Case ID: tex-crim_77/html/0375-01.html
Source: Caselaw Access Project
Author: {"author": "HARPER, Judge.", "license": "Public Domain", "url": "https://static.case.law/"}
Date Created: 2024-08-24T03:29:51.129683

Mrs. Jennie Thompson v. The State.
    No. 3624.
    Decided June 16, 1915.
    Rehearing denied October 13, 1915.
    Keeping Disorderly House—Sufficiency of the Evidence.
    Where, upon trial of keeping a house where prostitutes were permitted to resort and reside, and keeping a disorderly house, the same being a place where men and women met by mutual appointment for the purpose of sexual intercourse, the evidence sustained the conviction, there was no reversible error.
    Appeal from the County Court at Law of Harris. Tried below before the Hon. C. C. Wren.
    Appeal from a conviction of keeping a disorderly house; penalty, a fine of $200 and twenty days confinement in the county jail.
    The opinion states the case.
    
      Heidingsfelders, for appellant.
    
      C. C. McDonald, Assistant Attorney General, for the State.
   HARPER, Judge.

An information was filed against appellant in which she was charged in two counts with unlawfully keeping and being concerned in keeping a bawdy house—a house where prostitutes were permitted to resort and reside; and with keeping a disorderly house, the same being a place where men and women met by mutual appointment for the purpose of sexual intercourse. A jury was waived, and the court adjudged her guilty, her punishment being assessed at a fine of $200 and twenty days imprisonment in the county jail.

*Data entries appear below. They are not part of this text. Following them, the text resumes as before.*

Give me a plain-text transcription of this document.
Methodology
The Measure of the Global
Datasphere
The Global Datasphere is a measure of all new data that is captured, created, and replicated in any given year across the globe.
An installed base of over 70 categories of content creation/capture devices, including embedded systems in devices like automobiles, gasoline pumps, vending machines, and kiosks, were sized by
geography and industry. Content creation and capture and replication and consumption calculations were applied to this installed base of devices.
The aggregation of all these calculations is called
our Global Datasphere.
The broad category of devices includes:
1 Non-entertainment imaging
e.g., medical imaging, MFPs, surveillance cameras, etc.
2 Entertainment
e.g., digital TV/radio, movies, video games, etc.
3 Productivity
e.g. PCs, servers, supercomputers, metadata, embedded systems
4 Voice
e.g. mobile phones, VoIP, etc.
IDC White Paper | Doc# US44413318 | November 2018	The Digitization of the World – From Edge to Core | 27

- The sole ground relied on is that the evidence does not support the conviction. Mrs. A. B. Crook testified she lived near appellant; that she had seen men and women go to this house a number of times. That they would not go together, but she would see men go, and in a short time a lady would go. They would remain an hour or hour and a half, when she noticed. That this happened most of the time in the afternoon, but at other times about dark. She did not know the purpose of the men and women, and did not know the reputation of the house.

Mrs. Schaeffer testified also she lived near appellant. That she had seen men and women go to the house, and had seen men leave the house as late as 11 or 12 o’clock at night. That the house had a bad reputation.

Mrs. Sanderson testified she had seen men and women go to this house at different times during the day. Did not know the reputation of the house, but she was a "little suspicious.”

Mr. Crooker testified he raided appellant’s house on the night of the 27th of last June. It was between 1 and 2 o’clock at night. That he found G. H. Collins in bed in the front room, undressed; that Miss Davis was undressed, and in her nightgown, in the room with Collins when he peeped in the house, but when he got in the house appellant and Miss Davis were in another room. He arrested all three of them.

Officer Gallney testified he was with Mr. Crooker when they made a raid on the house. He also says that Collins was unaressed and in bed, and the two women in their night clothes.

Appellant testified that Collins and Miss Davis came to her house that night. That she knew Collins well, but did not know Miss Davis. That Collins introduced Miss Davis as his wife. That Collins complained of not feeling well, and asked permission to lie down, and she granted it to him, and he went into the front room. She says Miss Davis did not go into the front room, but having torn her dress, she took it off and was mending it when the officers came, having put on an apron. She testified she had run a rooming and boarding house in Houston for a number of years. That she had one gentleman as a roomer, who came in late at night and left early in the morning; that she also had two ladies rooming with her. She denies that anything improper occurred in her rooming house. She says she was looking for her husband that night is the reason she was up at that hour of the night.

Miss Davis Testified that she did not go in the room where Collins was undressed on the bed. Says she went there with Collins after having been out taking supper with him, as Collins expressed a desire to go to Mrs. Thompson’s house. She denies anything improper taking place, and denies being in her gown, as testified to by the officers. She also denies that Collins introduced her to Mrs. Thompson as his wife.

It is true that only one witness testifies that the reputation of the house was bad, but several testify to seeing men and women visit there frequently, remaining a short time, leaving separately. One officer testifies positively to finding Collins and Miss Davis in the same room, both being undressed, one being in bed, the other béing in the room in her nightgown. Mrs. Thompson and Miss Davis cross each other about Collins introducing her as his wife. The trial court heard and saw the witnesses, and heard them testify, and if as a matter of fact he found as true that Miss Davis and Collins were in the same room, both being undressed, the other facts and circumstances would authorize him to find the purpose they had gone to this house that night. Others are seen going there, and we can not say that the evidence would not authorize him to find that this was a house where men and women would meet for the purpose of sexual intercourse.

The judgment is affirmed.

Affirmed.

[Rehearing denied October 13, 1915.—Reporter.]